GROUND ZERO: Taking nature’s call in the open

This is the second installment of a two-part series done on public sanitation and open defecation. You can read the first part here

Dilip Bhise still remembers the morning he picked up the body of his friend who died when he got hit by a speeding car on Paud Road two years ago. “He was going to use the public toilet across the road from Lokmanya Colony slum. Many of us have to walk 300 metres to access this toilet. So far, more than ten people have died while crossing the road just to use the toilet. Our lives would be so much better if we didn’t have to excrete at all,” explains Bhise, who along with many other men living in that slum now defecate in the open.

To keep up with the deadlines of the Swachh Bharat Mission, the Pune Municipal Corporation (PMC) has vowed to make the city an open defecation-free by October 2, 2017. According to data provided by PMC, 74,450 individual household latrines (IHHL) should have been built by December 31, 2016 for the city to become free of open defecation.

We earlier reported on the inadequacies faced in the set up of mobile toilets for women in the city. You can read the report here.

Inside Lokmanya Tilak slum, where the men’s mobile toilets were placed

There are 660 residents in the slum in Lokmanya Colony, Kothrud. With no public toilets within the slum, the residents defecate openly behind the slum in a space that was Pune’s garbage depot till 1999.

From the 660 residents, most families do not have individual toilets as a consequence of the lack of drainage pipes within the slum.

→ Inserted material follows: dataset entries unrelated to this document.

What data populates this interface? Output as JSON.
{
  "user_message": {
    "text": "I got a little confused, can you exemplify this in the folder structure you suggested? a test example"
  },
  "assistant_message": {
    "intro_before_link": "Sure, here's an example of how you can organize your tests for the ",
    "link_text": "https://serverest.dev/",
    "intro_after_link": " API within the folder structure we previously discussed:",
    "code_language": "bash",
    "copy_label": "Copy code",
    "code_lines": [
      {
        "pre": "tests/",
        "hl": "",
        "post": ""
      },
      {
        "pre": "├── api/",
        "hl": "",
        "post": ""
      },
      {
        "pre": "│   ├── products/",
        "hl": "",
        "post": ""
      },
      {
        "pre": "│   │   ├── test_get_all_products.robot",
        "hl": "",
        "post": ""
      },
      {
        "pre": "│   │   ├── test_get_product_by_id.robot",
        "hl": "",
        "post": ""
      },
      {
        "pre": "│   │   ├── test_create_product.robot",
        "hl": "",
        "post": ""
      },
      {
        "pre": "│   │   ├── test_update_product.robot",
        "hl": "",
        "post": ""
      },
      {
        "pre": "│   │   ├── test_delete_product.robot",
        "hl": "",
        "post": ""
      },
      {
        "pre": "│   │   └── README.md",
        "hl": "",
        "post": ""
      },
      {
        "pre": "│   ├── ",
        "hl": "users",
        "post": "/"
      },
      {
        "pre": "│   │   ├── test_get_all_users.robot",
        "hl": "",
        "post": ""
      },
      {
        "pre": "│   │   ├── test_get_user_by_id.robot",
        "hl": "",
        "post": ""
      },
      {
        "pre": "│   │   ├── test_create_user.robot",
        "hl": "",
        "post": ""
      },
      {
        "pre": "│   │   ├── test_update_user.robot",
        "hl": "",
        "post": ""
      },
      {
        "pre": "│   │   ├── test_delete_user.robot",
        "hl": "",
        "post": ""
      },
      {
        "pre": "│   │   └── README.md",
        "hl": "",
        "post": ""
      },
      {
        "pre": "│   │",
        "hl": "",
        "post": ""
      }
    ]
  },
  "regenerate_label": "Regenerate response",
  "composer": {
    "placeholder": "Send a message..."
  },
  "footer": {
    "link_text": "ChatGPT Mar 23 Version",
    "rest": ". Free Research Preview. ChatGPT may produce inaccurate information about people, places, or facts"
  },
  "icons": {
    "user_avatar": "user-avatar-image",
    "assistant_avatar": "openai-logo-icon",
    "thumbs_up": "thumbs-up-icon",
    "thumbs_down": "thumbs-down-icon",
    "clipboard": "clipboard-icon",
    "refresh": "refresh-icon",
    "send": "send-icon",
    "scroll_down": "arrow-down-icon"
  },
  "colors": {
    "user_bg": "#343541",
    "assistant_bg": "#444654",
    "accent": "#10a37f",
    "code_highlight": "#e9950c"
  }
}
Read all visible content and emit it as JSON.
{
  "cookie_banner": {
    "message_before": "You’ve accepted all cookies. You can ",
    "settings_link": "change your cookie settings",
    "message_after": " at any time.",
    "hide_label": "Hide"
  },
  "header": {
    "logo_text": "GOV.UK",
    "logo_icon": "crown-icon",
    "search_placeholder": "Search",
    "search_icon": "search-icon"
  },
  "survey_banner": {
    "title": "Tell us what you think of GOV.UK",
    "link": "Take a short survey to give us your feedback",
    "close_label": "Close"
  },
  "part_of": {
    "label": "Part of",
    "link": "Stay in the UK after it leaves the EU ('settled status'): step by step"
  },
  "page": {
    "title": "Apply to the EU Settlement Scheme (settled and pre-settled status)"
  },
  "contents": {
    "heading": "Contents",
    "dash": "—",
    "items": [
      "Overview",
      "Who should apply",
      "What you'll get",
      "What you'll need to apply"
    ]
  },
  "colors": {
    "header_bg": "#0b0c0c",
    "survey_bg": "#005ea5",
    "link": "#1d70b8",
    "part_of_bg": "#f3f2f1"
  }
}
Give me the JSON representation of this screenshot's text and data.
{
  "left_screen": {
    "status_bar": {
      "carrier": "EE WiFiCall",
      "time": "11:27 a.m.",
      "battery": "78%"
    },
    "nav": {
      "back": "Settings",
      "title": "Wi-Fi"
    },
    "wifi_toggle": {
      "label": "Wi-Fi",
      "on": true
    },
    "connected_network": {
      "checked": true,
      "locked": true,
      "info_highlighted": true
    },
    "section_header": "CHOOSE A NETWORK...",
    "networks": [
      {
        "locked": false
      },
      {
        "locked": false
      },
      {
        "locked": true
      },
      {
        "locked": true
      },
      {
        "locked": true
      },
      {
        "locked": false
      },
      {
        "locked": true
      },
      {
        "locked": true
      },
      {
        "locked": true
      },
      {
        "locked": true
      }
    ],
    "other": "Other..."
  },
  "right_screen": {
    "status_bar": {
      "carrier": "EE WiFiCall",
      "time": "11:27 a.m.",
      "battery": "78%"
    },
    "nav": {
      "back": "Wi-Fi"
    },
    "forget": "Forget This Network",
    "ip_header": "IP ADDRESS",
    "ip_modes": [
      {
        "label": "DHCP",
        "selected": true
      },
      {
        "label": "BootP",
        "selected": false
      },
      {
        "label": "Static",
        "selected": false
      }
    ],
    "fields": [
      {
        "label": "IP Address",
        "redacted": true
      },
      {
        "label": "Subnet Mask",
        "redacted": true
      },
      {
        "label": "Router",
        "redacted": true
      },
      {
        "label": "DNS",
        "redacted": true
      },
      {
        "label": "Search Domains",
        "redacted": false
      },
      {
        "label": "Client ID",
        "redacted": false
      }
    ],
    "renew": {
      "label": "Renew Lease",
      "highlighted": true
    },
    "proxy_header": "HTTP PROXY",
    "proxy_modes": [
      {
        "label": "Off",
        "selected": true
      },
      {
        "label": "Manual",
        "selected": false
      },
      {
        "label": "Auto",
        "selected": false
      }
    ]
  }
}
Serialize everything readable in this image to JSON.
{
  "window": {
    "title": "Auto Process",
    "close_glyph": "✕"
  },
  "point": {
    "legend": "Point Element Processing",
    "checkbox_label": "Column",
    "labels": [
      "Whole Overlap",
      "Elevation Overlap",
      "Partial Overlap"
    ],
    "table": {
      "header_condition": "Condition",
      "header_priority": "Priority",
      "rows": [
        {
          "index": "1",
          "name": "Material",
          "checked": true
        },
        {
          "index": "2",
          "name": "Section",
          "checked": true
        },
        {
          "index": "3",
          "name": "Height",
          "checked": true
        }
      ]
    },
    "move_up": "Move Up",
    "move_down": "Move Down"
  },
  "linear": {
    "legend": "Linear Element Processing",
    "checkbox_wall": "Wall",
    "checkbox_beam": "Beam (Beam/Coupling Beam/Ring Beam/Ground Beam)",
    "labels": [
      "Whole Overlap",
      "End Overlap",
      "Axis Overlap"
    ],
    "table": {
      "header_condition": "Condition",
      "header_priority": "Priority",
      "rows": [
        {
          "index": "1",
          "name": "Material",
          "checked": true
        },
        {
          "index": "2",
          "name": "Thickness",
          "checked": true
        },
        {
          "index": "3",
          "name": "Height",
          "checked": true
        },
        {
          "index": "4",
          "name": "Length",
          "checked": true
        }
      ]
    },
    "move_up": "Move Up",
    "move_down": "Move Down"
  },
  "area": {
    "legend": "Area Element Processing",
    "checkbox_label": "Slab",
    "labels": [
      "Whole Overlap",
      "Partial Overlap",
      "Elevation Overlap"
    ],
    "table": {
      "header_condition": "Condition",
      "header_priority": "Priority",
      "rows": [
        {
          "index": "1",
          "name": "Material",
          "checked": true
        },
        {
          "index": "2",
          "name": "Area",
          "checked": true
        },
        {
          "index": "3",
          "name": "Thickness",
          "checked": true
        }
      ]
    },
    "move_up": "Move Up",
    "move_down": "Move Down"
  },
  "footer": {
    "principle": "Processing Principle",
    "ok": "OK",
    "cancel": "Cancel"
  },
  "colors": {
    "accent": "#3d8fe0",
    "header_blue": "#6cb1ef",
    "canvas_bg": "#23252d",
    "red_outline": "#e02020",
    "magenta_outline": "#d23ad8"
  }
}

Currently, there are mobile toilets only for women, “There were mobile toilets for men. It was setup by Kishor Shinde, the previous corporator but it was taken away after he lost the elections. The mobile toilets for women are in a really poor state,” says Shailesh Salunke, a resident of the slum. Another resident who uses the mobile toilets, Swati Khemkar, fears for her and her children’s health. “Children easily catch a cold or cough. There is also a constant worry of them contracting pneumonia. For us women, during the menstrual cycle it becomes very difficult to maintain cleanliness. But we have no option but to use these toilets.”

Crossing Paud Road to get to the public toilet

Asserting the importance of the citizens’ need to take charge, Jayant Bhosekar, Assistant Municipal Commissioner, Kothrud, states that they cannot expect the municipality to clean up everything. “The major chunk of the responsibility lies with the citizens. They cannot expect us to clean their mess. We have newly constructed toilets for men and women with 15 to 20 seats each. We have our targets to make Pune a defecation-free city and it is something we must achieve. To stop people from defecating at the garbage depot, we are going to build compound walls. There is some policing needed and we will take our rounds to make sure that no one defecates openly.”

On asking him about the deaths due to the lack of toilet facilities in the vicinity, he is quick to quip , “Who asked them to go there?”